After a short description of the land in Antarctica, Fenstermacher noted that different clothing can be worn due to the varying weather conditions.

"It’s fun because once you get organized you know what you need and pack it in your bag, and you get the new people who are just wandering in circles confused, so you try to help those folks out, because I got a lot of help when I started as well," she said.

The flight to Antarctica is organized by the New York Air Guard and an orientation video is given before boarding the plane. She explained that both passengers and cargo are aboard the plane, and how the seats are arranged to store the cargo.

Fenstermacher said her presentation was self serving because she was able to see all of her friends at one time before leaving. But she also wanted to share her experience with others who were interested.

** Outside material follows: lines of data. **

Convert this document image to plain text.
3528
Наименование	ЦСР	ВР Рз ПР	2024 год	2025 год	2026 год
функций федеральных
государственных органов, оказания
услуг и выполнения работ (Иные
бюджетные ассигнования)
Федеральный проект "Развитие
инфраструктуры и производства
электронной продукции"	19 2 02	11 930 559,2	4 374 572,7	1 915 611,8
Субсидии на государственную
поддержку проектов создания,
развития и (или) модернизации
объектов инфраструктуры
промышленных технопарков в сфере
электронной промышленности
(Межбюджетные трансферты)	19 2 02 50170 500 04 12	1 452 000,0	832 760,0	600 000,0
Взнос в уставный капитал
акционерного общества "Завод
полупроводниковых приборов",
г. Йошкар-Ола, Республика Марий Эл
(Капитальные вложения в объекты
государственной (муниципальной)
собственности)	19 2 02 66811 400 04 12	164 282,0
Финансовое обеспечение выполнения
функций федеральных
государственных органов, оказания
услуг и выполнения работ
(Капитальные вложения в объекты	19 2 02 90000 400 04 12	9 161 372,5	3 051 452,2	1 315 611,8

"I wanted to share what I’ve been up to because a lot of people are interested, and I’m happy to talk about it because it is a neat place and it is easy to start to take it for granted," she said. "Just like maybe some of us can take this place for granted if we’re here long enough, but it’s still amazing and people wish they could live out here. It’s kind of the same thing for down there."

She added that it is special when she gets to share it with people because it becomes more exciting for her as well.

"It’s not a hardship but not as adventurous or as exciting because I’ve done it before," she said. "It’s kind of a long trip to finally having to get there, and then I can relax instead of wondering what’s going to come next. When I share it with people that is when it gets more exciting because I’m reminded of how amazing and special it is."